My goal of stepping up to Novice this year, on the horse I had produced myself, was still achievable. I was taking control and things were starting to turn around until the time came to actually enter his first Novice! It was no longer a goal in the future it was real. I booked a XC lesson and after a lot of thought decided we weren’t quite ready. I wanted a horse for the future and not to destroy him with my own greed. We were sticking at BE100/100plus and a BE105, if I could find one that wasn’t a million miles away!
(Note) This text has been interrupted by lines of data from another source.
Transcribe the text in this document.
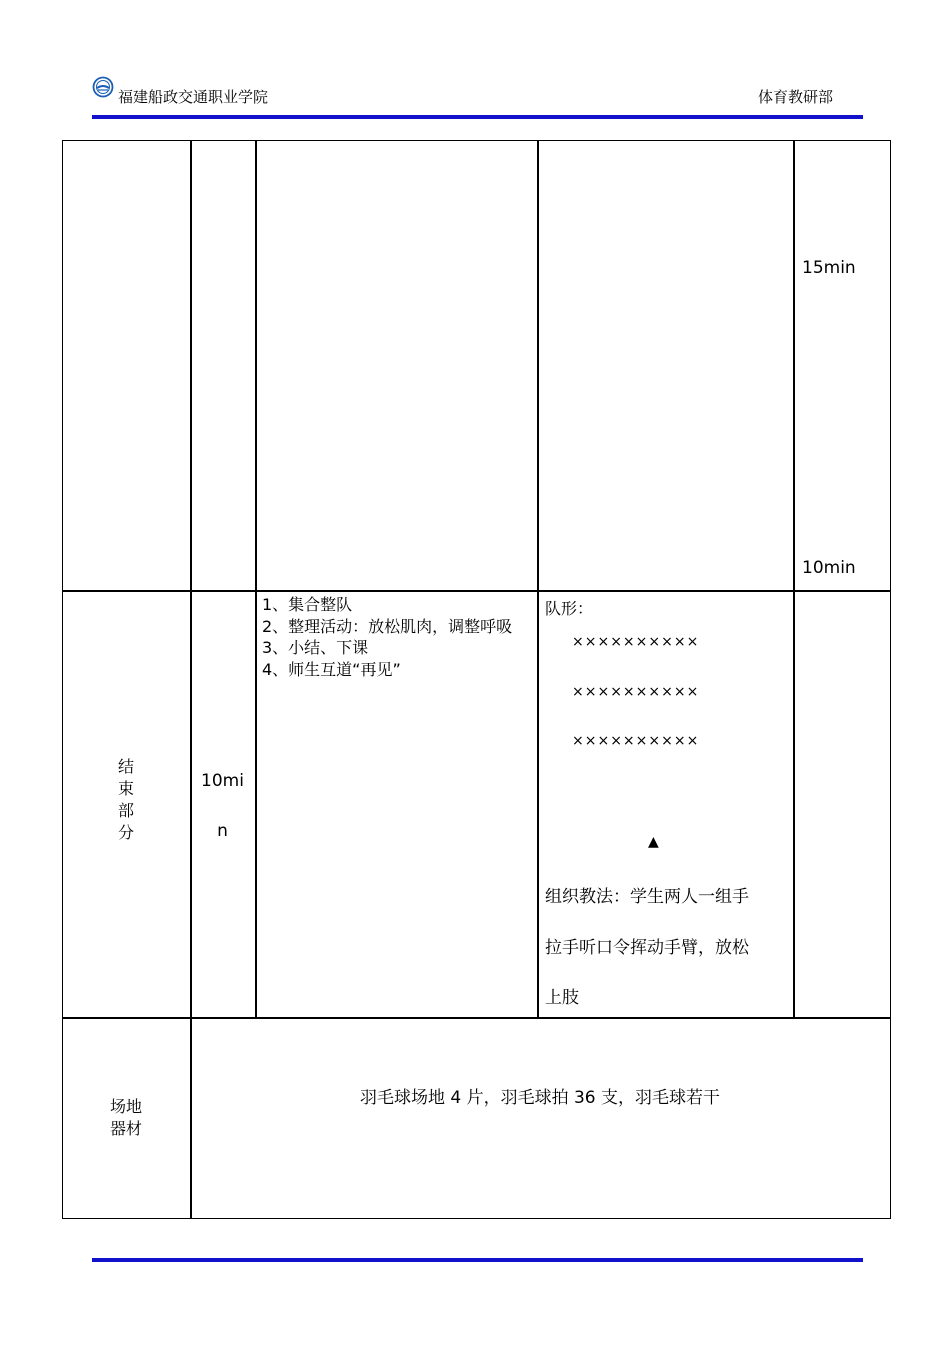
福建船政交通职业学院	体育教研部
15min
10min
结
束
部
分
10mi
n
1、集合整队
2、整理活动：放松肌肉，调整呼吸
3、小结、下课
4、师生互道“再见”
队形：
××××××××××
××××××××××
××××××××××
▲
组织教法：学生两人一组手
拉手听口令挥动手臂，放松
上肢
场地
器材
羽毛球场地 4 片，羽毛球拍 36 支，羽毛球若干
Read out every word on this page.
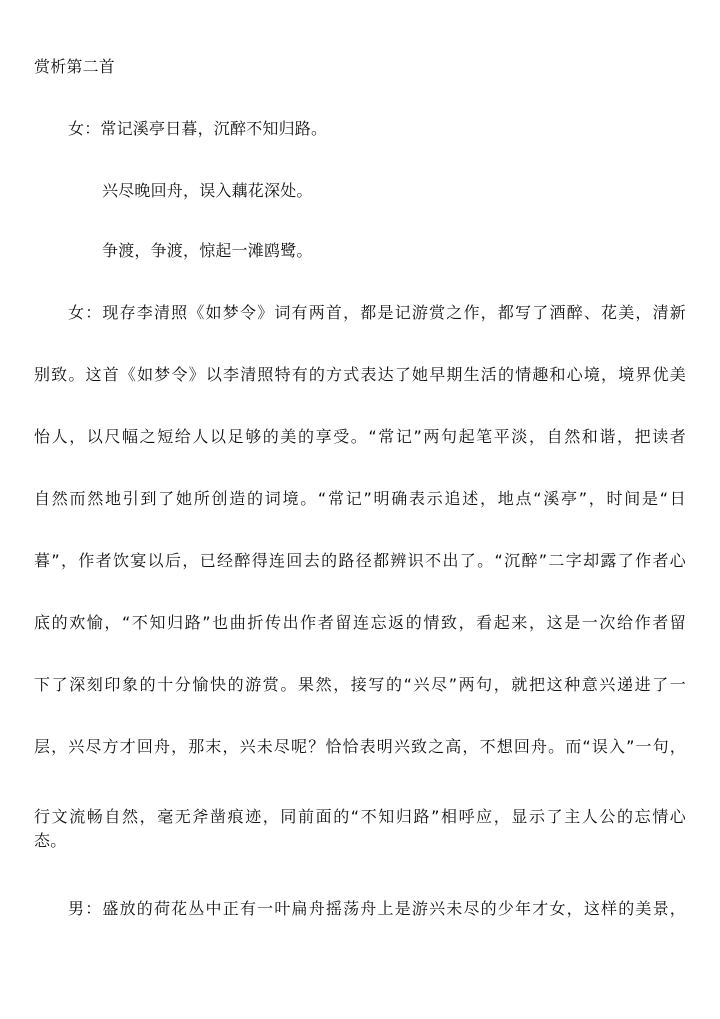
赏析第二首
女：常记溪亭日暮，沉醉不知归路。
兴尽晚回舟，误入藕花深处。
争渡，争渡，惊起一滩鸥鹭。
女：现存李清照《如梦令》词有两首，都是记游赏之作，都写了酒醉、花美，清新
别致。这首《如梦令》以李清照特有的方式表达了她早期生活的情趣和心境，境界优美
怡人，以尺幅之短给人以足够的美的享受。“常记”两句起笔平淡，自然和谐，把读者
自然而然地引到了她所创造的词境。“常记”明确表示追述，地点“溪亭”，时间是“日
暮”，作者饮宴以后，已经醉得连回去的路径都辨识不出了。“沉醉”二字却露了作者心
底的欢愉，“不知归路”也曲折传出作者留连忘返的情致，看起来，这是一次给作者留
下了深刻印象的十分愉快的游赏。果然，接写的“兴尽”两句，就把这种意兴递进了一
层，兴尽方才回舟，那末，兴未尽呢？恰恰表明兴致之高，不想回舟。而“误入”一句，
行文流畅自然，毫无斧凿痕迹，同前面的“不知归路”相呼应，显示了主人公的忘情心
态。
男：盛放的荷花丛中正有一叶扁舟摇荡舟上是游兴未尽的少年才女，这样的美景，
It suddenly felt like a weight had been lifted and I could enjoy the rest of my season with no pressure, until my next event came: Somerford. I saw Jeanette Brakewell on a beautiful, smart, dark bay gelding which I had fallen in love with at the beginning of the year, when I had seen it at several other events in the BE100 collecting rings with me. It was a little pocket rocket that pinged everything and here is was effortlessly jumping round the Novice.
So, the moment of going double clear and coming 8th at Somerford, qualifying us for the BE100 Badminton Grassroots Regional Finals next year, was ruined by my unrealistic comparison to a multi-medalist Olympic event rider. Even though I was over the moon with Paddy, and 1 of my goals for the year had been achieved, I once again felt I was falling behind and wasn’t moving forward.
I saw endless pictures and posts of friends, peers, nervous and professional riders either doing really well or having the ability to turn what on paper may have looked like a bad day into a successful learning curve which they were still over the moon about. I was envious of their ability to do that and was too afraid to post that my new 5yr old, bought earlier this year to produce, had gone to his second BE event and had a spooky runout XC at fence 2, even though he had done a 27 dressage and flown the rest of the XC course whilst behaving like a dream all day. To me I had failed.
I couldn’t believe I had become so obsessed with what other people thought of me. I needed a break. I decided to go cold turkey on social media! I stoped looking, stopped obsessing and stopping comparing. I went out and had fun on my horses and started helping friends more with theirs. It was working and we were succeeding. Kelsall came and went and we had an amazing time, Paddy jumped mega coming 2nd gaining us another Regional Final qualification for next year.
Did I cure my anxiety with the pressures of social media? No. I still have that, but with the help of others I feel I am able to manage it better. The more I talk to people the more I realise we all do the same thing, we all sugar coat our lives some way or another. There is no shame in doing this and sometimes we all need a bit of sparkle in our life to keep us going. However, it’s important to remember that when you are having a down day – you are definitely not alone.